Global Gag Leaves Blood on Our Hands

For Labor, the problem seems grim. Foreign Affairs Minister Stephen Smith can either follow the lead of the Obama administration in lifting Australia’s version of the global gag rule, or ensure we remain the only country in the world that limits its foreign aid in this way.

What is the global gag? In Australia, they are policy guidelines instituted by the Howard Government in exchange for anti-choice Senator Brian Harradine’s vote to partially privatize Telstra, that deny development aid monies to organizations that offer women full and honest advice about all forms of contraception and abortion, or access to safe services.

If Smith lifts the gag (and he can do so administratively, no new legislation is required) he puts Labor’s own conservative Christian members off side, and alienates Family First Senator Stephen Fielding, who believes that his opposition faith-based opposition to safe abortion and most modern contraception is a sound basis for denying women in developing countries information about, and access to such services, even when they are legal.

If the Minister keeps the gag tight, he makes you and I-taxpayers whose funds are being diverted from legitimate family planning programs to church-approved ones that teach abstinence and “natural” family planning methods proven not to work-complicit in the suffering and death of women in the developing world. Suffering and death caused by continual forced pregnancies, and the horrific consequences of unsafe abortion, including sterility and the orphaning of children through the deaths of their mothers.

An estimated 19 million unsafe abortions are carried out each year in developing countries. According to UNICEF, unsafe self-inflicted methods include the consumption of detergents, strong tea, alcohol mixes and malaria tablets, as well as the insertion of knitting needles, sharpened reeds and clothes hangers. Unqualified providers also carry out procedures, usually in unregulated and unsanitary conditions.

The result? 68,000 women die each year from unsafe abortion, with hundreds of thousands more are injured or maimed. \ According to IPAS, an international organization dedicated to preventing abortion-related deaths, more than 500,000 women have died from unsafe abortions during the eight years of the last Bush administration, which re-imposed the gag the moment it took office.

The gag rule puts blood on our hands.

Deaths from unsafe abortion are entirely preventable, but they cannot be prevented if the 200 million women the United Nations estimates want to delay or avoid pregnancy are denied access to comprehensive information about pregnancy prevention, and access to contraception and safe abortion. They can be prevented, according to Shalini Nataraj of the Global Fund for Women, with funding for holistic, culturally appropriate and realistic reproductive health programs that tell women the whole truth about their options, and offer them modern medical help to implement their choices.

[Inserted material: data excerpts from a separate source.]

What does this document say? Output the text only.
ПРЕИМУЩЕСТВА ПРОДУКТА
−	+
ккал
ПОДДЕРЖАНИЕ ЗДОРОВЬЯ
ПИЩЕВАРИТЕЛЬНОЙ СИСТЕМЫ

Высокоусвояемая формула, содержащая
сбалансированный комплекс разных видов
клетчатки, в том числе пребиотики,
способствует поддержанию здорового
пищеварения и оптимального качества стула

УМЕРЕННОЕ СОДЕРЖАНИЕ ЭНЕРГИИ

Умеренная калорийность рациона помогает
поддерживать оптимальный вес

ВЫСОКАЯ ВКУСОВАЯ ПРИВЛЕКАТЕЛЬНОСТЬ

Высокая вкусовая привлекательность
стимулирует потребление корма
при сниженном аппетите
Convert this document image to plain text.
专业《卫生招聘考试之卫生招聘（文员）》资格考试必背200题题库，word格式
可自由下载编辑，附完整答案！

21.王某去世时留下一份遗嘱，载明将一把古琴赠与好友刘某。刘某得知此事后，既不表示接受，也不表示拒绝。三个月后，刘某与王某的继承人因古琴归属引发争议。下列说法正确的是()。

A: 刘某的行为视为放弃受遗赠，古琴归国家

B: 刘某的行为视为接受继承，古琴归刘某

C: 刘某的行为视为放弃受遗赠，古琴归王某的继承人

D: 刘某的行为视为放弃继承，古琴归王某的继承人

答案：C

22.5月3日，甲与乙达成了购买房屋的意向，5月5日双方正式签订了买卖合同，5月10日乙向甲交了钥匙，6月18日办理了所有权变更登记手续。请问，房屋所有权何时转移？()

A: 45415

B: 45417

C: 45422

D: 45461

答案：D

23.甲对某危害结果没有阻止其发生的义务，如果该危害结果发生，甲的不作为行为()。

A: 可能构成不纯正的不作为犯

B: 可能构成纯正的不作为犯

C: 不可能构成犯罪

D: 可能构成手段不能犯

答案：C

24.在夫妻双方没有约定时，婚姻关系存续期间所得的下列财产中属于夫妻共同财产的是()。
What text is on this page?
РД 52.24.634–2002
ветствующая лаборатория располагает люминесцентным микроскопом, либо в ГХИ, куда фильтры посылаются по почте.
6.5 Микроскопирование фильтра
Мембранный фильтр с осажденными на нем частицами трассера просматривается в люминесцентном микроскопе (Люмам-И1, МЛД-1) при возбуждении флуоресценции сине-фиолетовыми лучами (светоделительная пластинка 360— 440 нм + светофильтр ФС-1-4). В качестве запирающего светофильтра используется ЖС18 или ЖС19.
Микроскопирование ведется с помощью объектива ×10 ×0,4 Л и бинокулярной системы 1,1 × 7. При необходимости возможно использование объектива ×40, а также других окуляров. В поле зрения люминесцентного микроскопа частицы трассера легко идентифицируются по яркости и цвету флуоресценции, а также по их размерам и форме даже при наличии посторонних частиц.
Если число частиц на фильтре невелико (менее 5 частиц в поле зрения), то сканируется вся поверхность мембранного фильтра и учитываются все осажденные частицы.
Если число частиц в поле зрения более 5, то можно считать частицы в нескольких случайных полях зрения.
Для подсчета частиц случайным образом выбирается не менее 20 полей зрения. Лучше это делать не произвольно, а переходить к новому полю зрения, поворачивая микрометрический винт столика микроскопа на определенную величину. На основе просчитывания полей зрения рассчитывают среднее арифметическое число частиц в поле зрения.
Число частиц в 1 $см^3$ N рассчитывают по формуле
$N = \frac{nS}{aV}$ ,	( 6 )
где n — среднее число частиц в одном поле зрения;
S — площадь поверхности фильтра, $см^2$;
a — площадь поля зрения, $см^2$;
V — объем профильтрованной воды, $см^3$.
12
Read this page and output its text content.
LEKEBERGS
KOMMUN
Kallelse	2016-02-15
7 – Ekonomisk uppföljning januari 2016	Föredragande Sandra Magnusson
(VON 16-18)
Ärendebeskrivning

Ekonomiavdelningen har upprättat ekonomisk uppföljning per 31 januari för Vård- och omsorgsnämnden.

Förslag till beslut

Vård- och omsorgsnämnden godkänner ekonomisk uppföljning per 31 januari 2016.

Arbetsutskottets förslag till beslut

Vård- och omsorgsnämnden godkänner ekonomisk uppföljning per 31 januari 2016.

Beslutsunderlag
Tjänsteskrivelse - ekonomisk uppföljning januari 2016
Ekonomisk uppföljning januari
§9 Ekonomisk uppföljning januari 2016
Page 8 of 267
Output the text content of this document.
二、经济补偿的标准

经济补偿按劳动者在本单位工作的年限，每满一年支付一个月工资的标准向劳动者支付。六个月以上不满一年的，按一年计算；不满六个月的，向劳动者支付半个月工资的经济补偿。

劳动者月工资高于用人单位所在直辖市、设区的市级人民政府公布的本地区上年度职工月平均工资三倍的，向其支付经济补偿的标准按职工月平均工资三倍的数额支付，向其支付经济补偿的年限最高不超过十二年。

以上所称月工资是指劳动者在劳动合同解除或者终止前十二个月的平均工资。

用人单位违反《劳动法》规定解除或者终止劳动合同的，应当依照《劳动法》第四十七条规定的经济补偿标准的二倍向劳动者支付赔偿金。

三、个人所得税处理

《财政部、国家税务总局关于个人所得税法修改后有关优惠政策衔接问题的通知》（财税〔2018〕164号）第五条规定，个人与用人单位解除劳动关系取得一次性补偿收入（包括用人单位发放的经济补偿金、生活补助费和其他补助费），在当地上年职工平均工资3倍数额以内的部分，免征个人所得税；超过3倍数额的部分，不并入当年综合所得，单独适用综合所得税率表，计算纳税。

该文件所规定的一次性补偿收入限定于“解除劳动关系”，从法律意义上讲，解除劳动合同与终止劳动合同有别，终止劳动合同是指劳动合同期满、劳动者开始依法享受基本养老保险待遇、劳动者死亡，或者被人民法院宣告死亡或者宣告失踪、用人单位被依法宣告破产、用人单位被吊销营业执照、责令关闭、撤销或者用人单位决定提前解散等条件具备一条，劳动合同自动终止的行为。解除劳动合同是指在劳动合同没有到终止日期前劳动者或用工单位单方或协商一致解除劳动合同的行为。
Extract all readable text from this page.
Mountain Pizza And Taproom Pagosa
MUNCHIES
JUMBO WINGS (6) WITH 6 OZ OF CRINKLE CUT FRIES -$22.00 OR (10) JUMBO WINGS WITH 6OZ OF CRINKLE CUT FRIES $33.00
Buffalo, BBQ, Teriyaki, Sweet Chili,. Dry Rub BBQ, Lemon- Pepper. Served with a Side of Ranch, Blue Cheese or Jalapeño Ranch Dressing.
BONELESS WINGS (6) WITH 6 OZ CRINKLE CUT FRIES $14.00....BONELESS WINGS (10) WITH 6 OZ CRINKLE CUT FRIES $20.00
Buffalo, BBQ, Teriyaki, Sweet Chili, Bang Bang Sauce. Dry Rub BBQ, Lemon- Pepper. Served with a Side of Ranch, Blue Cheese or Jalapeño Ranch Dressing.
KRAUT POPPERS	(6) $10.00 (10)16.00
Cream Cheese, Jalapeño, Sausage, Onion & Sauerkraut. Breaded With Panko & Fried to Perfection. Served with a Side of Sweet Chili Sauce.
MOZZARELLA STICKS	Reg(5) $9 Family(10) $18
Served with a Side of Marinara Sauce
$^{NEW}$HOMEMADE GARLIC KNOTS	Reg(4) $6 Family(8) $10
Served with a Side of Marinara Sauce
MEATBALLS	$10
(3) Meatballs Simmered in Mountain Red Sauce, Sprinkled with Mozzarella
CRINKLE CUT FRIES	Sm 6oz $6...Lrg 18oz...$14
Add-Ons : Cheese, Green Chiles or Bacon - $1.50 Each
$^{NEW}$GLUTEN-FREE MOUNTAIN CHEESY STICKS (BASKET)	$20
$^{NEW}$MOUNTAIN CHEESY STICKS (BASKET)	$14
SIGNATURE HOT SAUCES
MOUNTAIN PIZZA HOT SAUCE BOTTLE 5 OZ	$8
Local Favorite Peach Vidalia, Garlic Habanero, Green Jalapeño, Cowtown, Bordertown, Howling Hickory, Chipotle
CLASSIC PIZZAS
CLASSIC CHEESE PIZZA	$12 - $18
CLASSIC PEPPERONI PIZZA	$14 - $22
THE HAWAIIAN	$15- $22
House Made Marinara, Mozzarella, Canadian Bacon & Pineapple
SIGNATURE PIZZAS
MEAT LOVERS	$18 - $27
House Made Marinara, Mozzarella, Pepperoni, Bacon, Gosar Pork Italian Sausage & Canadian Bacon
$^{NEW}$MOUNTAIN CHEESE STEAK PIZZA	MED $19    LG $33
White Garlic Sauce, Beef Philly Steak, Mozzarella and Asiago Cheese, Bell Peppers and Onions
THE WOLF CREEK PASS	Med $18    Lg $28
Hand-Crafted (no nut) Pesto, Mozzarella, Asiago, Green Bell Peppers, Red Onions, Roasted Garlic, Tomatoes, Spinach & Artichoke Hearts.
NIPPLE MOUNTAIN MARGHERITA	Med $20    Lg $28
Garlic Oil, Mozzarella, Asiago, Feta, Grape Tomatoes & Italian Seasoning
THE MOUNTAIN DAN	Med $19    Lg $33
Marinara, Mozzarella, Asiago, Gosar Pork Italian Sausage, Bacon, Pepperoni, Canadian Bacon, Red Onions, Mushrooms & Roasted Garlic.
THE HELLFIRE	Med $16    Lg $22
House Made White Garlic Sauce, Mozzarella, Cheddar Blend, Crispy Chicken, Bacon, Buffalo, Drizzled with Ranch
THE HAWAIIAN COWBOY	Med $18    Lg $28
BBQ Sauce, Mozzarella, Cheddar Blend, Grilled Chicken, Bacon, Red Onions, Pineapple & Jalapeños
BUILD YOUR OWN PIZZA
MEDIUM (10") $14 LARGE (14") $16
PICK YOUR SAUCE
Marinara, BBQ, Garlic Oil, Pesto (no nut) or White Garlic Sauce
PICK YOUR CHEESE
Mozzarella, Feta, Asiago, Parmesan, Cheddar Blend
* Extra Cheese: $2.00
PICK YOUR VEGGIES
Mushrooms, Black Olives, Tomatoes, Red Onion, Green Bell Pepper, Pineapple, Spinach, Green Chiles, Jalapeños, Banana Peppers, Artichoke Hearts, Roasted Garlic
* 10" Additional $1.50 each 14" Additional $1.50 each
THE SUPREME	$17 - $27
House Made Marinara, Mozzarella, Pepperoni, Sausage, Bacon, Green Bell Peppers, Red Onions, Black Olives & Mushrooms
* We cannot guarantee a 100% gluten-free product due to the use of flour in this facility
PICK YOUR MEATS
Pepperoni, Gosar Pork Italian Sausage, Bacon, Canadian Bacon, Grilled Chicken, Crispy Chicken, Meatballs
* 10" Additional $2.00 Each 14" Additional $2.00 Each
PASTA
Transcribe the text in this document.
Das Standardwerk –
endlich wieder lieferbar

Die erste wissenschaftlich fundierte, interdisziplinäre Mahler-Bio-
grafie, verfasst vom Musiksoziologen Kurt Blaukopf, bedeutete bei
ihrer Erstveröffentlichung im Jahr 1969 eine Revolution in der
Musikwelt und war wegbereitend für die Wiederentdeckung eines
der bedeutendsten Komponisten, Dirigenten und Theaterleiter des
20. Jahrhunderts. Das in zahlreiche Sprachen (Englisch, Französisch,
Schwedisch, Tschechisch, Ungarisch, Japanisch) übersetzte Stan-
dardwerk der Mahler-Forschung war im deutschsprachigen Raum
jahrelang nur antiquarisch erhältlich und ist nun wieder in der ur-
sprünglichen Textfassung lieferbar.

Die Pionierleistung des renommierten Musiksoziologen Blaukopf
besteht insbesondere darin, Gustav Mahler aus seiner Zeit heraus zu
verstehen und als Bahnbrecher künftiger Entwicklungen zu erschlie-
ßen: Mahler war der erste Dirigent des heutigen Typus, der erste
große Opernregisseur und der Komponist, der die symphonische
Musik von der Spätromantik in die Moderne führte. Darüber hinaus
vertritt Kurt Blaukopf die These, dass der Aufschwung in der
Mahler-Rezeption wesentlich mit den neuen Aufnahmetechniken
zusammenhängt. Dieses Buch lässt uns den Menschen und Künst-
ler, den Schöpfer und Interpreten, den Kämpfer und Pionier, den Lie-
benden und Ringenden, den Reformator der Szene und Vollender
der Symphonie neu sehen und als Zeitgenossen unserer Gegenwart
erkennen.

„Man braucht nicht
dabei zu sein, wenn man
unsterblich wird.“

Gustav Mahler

So which way will Smith jump? The truth is, no one knows. He has been “considering” the issue since the Parliamentary Group on Population and Development delivered a comprehensive report recommending the ban be lifted more than a year ago. To those keen for a decision to be made sooner rather than later, he had this to say. “We’ll do it in our own time. We’re not going to be driven by the decision that President Obama has made.”

But with unsafe abortion causing 13 percent of all maternal deaths worldwide, many in our region, I’d say the matter is urgent.

If you agree, you might want to give Smith’s office a call, or send an email, to let him know it’s time.